Every time it would provoke the sudden cracks, a spatter of incoming AK47 rounds. It was short. But it was aimed alright and close.

Every time the Guards moved, the insurgents had moved their firepoints too. Nato had up to date weapons, the Predator drone overhead controlled by some bloke in the Nevada Desert; F18s giving high surveillance and low passes for show of strength.

The insurgents, though, were having none of the "sows of strength". No sooner had one F18 flown low over the poppy fields chucking out flares, than the insurgents are on the radio:

"Don't worry don't worry! This is nothing! This cannot hurt us!"

And moments after the jet had passed, they were opening up on the Guards all over again. Just as the Guards had predicted.

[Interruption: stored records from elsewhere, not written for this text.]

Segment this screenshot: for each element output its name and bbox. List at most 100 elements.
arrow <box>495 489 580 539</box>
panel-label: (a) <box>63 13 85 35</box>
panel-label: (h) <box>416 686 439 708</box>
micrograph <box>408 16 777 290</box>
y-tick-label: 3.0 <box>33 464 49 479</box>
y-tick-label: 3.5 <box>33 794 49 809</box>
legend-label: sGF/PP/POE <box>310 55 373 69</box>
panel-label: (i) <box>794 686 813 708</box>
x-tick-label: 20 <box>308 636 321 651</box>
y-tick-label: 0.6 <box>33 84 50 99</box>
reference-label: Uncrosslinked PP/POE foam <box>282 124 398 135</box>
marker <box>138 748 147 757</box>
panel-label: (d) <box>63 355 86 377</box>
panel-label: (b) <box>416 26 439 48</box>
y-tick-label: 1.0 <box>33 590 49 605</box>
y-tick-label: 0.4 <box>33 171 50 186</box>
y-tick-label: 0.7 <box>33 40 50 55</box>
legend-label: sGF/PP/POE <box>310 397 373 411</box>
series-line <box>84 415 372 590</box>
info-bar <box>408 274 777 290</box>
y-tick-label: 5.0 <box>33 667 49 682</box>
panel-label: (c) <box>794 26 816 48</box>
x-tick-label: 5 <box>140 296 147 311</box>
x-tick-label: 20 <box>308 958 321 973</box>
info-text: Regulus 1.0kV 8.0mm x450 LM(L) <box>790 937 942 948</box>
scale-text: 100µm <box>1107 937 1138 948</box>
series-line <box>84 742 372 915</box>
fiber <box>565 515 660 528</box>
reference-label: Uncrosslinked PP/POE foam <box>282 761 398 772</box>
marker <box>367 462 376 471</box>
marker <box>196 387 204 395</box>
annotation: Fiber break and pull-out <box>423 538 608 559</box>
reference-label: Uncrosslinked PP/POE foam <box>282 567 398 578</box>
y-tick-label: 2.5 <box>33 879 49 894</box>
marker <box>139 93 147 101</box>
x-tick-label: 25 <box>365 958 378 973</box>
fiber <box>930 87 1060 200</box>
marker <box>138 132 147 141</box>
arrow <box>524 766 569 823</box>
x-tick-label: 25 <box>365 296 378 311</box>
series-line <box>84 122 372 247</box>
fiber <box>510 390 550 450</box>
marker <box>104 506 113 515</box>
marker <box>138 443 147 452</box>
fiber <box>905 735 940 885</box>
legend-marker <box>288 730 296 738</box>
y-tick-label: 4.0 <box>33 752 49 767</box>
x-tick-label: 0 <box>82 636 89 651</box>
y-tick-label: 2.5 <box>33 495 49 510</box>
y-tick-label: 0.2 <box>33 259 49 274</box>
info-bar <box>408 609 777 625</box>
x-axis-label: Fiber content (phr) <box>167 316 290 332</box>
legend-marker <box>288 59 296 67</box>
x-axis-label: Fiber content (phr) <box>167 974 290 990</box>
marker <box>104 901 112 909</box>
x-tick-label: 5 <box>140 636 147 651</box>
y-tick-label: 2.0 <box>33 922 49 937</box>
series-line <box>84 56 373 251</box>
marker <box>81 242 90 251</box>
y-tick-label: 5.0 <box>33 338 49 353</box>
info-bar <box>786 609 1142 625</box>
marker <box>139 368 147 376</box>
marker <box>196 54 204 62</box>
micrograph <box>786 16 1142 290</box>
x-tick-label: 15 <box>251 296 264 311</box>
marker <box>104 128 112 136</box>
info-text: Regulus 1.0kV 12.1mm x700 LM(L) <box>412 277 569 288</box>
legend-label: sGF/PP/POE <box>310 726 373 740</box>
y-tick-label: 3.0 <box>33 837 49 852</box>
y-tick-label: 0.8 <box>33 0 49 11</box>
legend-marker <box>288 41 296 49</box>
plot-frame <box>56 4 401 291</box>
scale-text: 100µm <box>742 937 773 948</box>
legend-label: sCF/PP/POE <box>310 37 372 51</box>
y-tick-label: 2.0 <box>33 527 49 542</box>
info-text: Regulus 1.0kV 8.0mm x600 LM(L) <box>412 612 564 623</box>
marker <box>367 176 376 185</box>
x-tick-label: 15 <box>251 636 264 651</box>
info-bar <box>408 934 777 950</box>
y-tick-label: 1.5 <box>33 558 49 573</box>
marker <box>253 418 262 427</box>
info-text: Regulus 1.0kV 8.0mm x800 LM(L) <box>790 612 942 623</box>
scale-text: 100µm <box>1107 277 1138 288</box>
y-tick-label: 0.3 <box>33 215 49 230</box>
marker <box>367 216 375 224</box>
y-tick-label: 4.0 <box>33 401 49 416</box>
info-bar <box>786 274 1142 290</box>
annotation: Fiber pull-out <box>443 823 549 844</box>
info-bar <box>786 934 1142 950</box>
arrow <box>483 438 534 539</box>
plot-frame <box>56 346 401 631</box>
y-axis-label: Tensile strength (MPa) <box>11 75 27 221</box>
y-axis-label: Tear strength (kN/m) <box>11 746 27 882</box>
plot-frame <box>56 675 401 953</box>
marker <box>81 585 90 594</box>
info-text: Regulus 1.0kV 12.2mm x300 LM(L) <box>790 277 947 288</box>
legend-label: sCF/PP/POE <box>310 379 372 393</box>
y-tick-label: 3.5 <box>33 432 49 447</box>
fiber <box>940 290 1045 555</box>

Clearly the insurgency here is highly adaptable, establishing competent on-the-day rolling ambushes across country they obviously know intimately. They know who owns which compound and so forth, by name.

They fire accurately, if sparingly. Ammunition is not wasted. Fire points quickly set up then moved on at speed before detection and return fire.

There is no denying their determination, competence and adaptability in taking on the greatest arsenal the world has yet seen, on their terms not those of the Pentagon, for nine years now.

True, they are assisted on this patrol by the Afghan soldiers who opened fire accidentally on their British partners. The partners were less than amused.

So it is that even in an area now flooded with western soldiers and thousands of Americans, so much of the operation is more or less held down by a small number of determined fighters armed with little more it seems, than a few RPGs, AK47s aplenty and a capacity to produce IEDs.

Alongside that of course, the insurgency's greatest strategic asset: human intelligence and surveillance system and knowledge of the country that Nato will never, ever come within a million miles of.

The so-called Afghan National Army will struggle almost as hard as well.